濵岡尚志さん/安房城跡発掘調査担当
中世の屋久島が息づく森。安房城跡発掘調査
安房川の中流。こんもりとした万緑の中に、中世・戦乱の時代の山城跡地がある。
「安房城跡のことなら、誰よりも詳しく話せます」
屋久島町教育委員会社会教育課で、『安房城跡発掘調査』を担当するのは、入庁4年目の濵岡尚志さん。屋久島高校を卒業後、大学3年生より考古学を学び、卒業後、帰島した。
発掘スタート。分からないことを乗り越えて
安房城発掘調査は、平成31年4月1日に本格的な調査がスタート。濵岡さんは、入庁2年目にしてその担当に就くことになった。大学で考古学を学んでいたとはいえ、主導的な立場で発掘調査を行うのは初めてだったため、当初は戸惑ったという。
「考古学を勉強してはいましたが、いざ始まると分からないことばかりでした。発掘作業員を募集することから始まり、必要な機械を島外から取り寄せたり。事務手続きが分からなくて、上司に助けられることも。技術的な面は、県の専門家の方々に何度も足を運んでいただいて助けてもらいました」
1200点もの出土品は県内でも珍しい
現在の安房城跡地に山城があったのは、15.6世紀の戦国時代だったと推定される。しかし、実際に出土するのは、12世紀後半〜13世紀初頭の中国の陶磁器などがほとんど。実は、屋久島の中世の様子が書かれた古文書や文献などがほとんど残っていないため、分からないことも多いという。

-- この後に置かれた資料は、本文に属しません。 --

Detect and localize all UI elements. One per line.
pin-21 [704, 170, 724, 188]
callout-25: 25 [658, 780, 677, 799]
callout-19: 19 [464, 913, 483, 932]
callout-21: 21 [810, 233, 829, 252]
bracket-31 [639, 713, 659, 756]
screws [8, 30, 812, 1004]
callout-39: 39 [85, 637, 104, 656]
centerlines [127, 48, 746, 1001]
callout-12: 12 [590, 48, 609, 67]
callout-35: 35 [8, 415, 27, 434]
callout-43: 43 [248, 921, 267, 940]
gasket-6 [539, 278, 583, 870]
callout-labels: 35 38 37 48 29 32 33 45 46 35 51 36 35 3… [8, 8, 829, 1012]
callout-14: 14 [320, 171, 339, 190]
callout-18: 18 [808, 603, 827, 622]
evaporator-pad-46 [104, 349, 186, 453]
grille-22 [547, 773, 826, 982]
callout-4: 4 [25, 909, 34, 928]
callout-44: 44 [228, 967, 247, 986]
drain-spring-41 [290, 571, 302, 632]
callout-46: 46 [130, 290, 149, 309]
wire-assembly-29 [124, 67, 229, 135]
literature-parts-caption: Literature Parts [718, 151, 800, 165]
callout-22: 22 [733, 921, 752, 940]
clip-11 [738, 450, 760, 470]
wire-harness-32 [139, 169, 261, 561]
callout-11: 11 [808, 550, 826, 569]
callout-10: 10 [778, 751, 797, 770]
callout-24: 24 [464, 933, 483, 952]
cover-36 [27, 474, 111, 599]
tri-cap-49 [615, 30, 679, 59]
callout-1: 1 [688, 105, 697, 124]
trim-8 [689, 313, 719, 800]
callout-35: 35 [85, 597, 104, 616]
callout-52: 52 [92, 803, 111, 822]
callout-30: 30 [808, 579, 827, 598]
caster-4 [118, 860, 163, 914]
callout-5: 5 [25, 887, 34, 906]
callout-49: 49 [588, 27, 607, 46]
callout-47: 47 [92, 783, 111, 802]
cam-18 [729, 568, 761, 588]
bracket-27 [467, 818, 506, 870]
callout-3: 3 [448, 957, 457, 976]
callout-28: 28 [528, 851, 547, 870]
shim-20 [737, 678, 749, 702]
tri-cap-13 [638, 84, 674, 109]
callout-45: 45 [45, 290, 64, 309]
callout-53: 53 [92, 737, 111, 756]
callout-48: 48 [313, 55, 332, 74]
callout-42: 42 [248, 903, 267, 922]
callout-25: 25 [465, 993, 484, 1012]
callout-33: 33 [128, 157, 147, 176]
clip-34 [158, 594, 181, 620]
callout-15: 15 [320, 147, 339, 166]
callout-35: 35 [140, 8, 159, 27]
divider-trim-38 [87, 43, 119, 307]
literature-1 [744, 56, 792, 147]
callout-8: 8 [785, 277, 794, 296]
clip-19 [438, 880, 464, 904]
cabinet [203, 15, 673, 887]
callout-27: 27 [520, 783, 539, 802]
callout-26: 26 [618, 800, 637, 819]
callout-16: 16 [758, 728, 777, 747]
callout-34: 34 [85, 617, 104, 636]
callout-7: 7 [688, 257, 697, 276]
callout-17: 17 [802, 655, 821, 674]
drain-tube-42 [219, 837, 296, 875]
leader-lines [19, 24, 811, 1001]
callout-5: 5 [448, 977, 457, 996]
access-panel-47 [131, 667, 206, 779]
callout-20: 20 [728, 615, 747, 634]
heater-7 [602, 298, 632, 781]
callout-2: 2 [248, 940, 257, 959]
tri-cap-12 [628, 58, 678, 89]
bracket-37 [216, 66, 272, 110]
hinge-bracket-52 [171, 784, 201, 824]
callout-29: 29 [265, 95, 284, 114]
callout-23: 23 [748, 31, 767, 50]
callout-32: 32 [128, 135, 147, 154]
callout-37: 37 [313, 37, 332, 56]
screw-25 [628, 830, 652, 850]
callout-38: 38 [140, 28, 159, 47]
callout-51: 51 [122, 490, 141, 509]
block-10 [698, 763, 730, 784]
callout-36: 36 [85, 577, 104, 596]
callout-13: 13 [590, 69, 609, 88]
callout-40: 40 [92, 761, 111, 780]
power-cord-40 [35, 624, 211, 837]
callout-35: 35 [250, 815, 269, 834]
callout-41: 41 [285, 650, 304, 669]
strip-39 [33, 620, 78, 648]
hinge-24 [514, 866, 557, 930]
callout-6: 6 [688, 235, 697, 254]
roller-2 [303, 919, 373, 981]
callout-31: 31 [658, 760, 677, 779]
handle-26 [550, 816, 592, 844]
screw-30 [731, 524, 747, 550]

では何故、山城があったと考えられるのか?それは、周りが崖や川に囲まれた急峻な高台にあり、敵が侵入してきたときの防壁となる土塁と堀切が確認されていることから、立地的にも外部との遮断ができ、”見張り台”としての役割があったのではないかと考察されるからだという。
「山城があったと考えられる戦国時代より前の安房は、薩摩だけでなく琉球や中国(宋)などとの交易の中継地点だったとも考えられます。屋久島は海上から見ても山々が高く目立っていたんじゃないでしょうか。特に安房は大きい川もあり、船が立ち寄りやすかったのかもしれません。遺物のほとんどが12世紀後半〜13世紀初頭の白磁や石鍋など、当時としては大変高価で価値のあるものが多いんです。逆に一般庶民が使う安価なものは土師器一点のみ。現在の発掘範囲では、煮炊跡や住居跡など、明確な生活の痕は見つかっていません。今回は、開発のための保存調査だったので、機会があれば周辺の調査もしてみたいですね」
出土品を整理すると、その年代幅は中世前期(約800年ぐらい前)の、50年程度の期間であることが分かった。その総数は1200点にも上り、県内でもこのような短い年代幅でこれほどの遺物量は珍しいという。
島の子どもたちに分かりやすくお伝えしたい。
小さい頃から、歴史や地理の授業などが大好きだったという濵岡さん。
昨年は学校に行き、子どもたちに島の歴史や文化の話をしたことも。
「遺跡や遺物は地域の色があり、それらを扱う考古学は‘‘郷土教育‘‘のひとつだと思っています。教科書にも載っていない郷土史はテストでは役に立たないかもしれません。しかしその大切さは島を出たときにきっと分かると思います。これは僕の経験ですが、進学で島外に出て初めて自分の故郷について何も語れないということに気が付きました。
将来子どもたちが島を離れたとき、自らの故郷について誇りを持って語れるよう、考古学をとおして少しでもその手助けをすることが僕の役目だと思っています。」
屋久島には、90を超える遺跡があり、そのほとんどが沿岸部に分布し、島民の生活のすぐ近くにある。
安房城の調査が終了したら、次は楠川城跡地の調査をスタートさせる。